The reminder, a video of Richardson speaking directly to viewers, will be sent out exclusively to Facebook users currently on the elections division's inactive voter list. Richardson's agency will continue searching for those voters until the Oct. 16 registration deadline for the November general election.

"Maximizing voter participation and access while ensuring election integrity has been one of my primary missions since day one," Richardson said in a statement. "Utilizing cutting-edge technologies to empower eligible voters isn't just something we can do—it's something we must do if we're serious about outreach."

The move is consistent with Oregon's track record of encouraging voters to remain active on the voting rolls.

In April 2017, Richardson extended the window for voters to maintain active status from five to ten years after not voting.

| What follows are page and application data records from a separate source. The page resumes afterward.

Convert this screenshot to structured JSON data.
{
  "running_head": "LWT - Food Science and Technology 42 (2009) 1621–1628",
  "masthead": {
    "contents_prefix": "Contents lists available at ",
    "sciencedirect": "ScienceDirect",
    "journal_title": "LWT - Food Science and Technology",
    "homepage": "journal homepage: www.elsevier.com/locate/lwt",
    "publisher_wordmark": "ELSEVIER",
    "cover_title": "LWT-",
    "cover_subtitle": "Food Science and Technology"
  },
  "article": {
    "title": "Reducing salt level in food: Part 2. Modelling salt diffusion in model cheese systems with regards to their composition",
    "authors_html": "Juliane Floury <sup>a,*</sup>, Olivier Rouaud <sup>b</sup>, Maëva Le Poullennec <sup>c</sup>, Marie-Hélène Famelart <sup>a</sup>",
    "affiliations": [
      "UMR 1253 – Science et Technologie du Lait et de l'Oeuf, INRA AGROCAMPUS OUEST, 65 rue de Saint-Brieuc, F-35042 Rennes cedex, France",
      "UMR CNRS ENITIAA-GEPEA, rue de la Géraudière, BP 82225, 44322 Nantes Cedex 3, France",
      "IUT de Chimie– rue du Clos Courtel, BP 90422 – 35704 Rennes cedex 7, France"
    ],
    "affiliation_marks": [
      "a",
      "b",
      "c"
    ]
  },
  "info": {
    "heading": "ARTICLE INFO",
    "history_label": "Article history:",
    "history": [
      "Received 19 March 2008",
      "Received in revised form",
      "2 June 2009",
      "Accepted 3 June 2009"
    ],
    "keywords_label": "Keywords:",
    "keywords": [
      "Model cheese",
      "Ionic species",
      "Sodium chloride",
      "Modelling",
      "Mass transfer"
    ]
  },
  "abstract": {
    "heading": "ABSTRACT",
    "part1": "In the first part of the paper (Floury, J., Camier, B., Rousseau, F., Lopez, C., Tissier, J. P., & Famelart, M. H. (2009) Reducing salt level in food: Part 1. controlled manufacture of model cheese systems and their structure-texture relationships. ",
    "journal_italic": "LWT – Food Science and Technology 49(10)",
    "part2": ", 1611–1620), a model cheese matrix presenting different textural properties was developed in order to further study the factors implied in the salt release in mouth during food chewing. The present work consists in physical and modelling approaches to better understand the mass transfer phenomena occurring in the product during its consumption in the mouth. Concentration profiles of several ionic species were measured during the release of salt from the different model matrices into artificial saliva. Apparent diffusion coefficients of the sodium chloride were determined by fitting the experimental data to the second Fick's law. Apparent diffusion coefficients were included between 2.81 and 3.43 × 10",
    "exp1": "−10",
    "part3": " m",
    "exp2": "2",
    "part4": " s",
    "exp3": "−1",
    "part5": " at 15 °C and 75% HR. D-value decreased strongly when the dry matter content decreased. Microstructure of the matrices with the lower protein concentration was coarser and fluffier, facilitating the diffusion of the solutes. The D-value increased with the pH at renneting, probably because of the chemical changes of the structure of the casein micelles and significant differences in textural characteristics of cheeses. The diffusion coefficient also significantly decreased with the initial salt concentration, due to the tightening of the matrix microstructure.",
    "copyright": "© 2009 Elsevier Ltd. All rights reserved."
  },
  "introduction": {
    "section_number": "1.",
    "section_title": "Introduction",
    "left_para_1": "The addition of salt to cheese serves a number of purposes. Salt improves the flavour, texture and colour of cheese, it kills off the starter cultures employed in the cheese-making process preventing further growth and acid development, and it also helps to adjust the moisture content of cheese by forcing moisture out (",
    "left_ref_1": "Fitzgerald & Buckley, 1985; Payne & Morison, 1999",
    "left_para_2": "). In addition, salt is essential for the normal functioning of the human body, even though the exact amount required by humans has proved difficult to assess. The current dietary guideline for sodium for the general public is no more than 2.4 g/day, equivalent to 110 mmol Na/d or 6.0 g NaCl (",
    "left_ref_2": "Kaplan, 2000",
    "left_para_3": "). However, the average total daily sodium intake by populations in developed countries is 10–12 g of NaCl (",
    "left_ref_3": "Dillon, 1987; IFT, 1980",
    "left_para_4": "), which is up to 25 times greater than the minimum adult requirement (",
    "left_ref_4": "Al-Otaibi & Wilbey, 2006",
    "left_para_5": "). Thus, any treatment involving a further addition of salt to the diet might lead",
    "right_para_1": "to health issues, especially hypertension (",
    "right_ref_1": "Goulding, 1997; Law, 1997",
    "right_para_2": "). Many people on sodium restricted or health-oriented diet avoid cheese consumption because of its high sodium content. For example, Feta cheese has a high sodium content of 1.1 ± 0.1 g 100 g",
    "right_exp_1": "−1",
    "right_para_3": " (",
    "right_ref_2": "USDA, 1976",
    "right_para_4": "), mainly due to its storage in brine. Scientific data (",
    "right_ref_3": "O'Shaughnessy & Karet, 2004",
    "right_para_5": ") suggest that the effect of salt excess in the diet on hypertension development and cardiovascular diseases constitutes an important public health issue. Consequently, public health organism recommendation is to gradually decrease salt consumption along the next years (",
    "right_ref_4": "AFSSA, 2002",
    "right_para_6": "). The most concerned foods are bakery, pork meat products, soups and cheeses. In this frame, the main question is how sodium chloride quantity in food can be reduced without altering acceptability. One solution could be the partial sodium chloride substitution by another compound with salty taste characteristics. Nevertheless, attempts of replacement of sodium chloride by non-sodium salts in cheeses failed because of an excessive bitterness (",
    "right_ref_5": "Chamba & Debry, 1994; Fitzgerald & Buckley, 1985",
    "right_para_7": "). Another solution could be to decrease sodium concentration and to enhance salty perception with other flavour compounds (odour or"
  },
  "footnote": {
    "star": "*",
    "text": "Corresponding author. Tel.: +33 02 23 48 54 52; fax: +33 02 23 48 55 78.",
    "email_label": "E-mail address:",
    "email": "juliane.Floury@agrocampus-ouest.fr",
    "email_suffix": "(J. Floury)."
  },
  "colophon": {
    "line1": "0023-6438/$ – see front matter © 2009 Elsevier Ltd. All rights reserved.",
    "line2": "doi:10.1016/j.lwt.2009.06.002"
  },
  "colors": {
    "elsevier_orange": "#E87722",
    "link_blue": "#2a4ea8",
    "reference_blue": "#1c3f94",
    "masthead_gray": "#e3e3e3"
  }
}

This prevented approximately 30,000 Oregon voters from being deemed inactive, and reactivated another 30,000 voters already deemed inactive. For most other states, after five years of not voting, voters are deemed inactive.

In 2016, Oregon was the first state to enact automatic voter registration through the Department of Motor Vehicles. That same year, 186,050, or 66 percent, of new voters were registered through the DMV, and an additional 35,000 people were re-registered after their voting registration had lapsed.

For the May 2018 Primary elections, 87.9% of eligible voters were registered to vote in Oregon.

Many other states do not share Oregon's commitment to increasing voter registration.

In June 2018, in Husted vs A. Philip Randolph Institution, the United States Supreme Court upheld an Ohio law which purged voters from the rolls after only two years of not voting. Voters were sent a postcard after two years of not voting, which they had to respond to in order to stay on the rolls. The decision could impact voters nationwide if other states were to follow suit.

Again, in March, 2018, reports showed that 63,000 people were moved from active to inactive status on Nevada's voter rolls.

Voters can be deemed inactive due to a lack of voter activity, undeliverable election mail, a challenged ballot or a felony conviction. Inactive voters will not receive their ballots in the mail.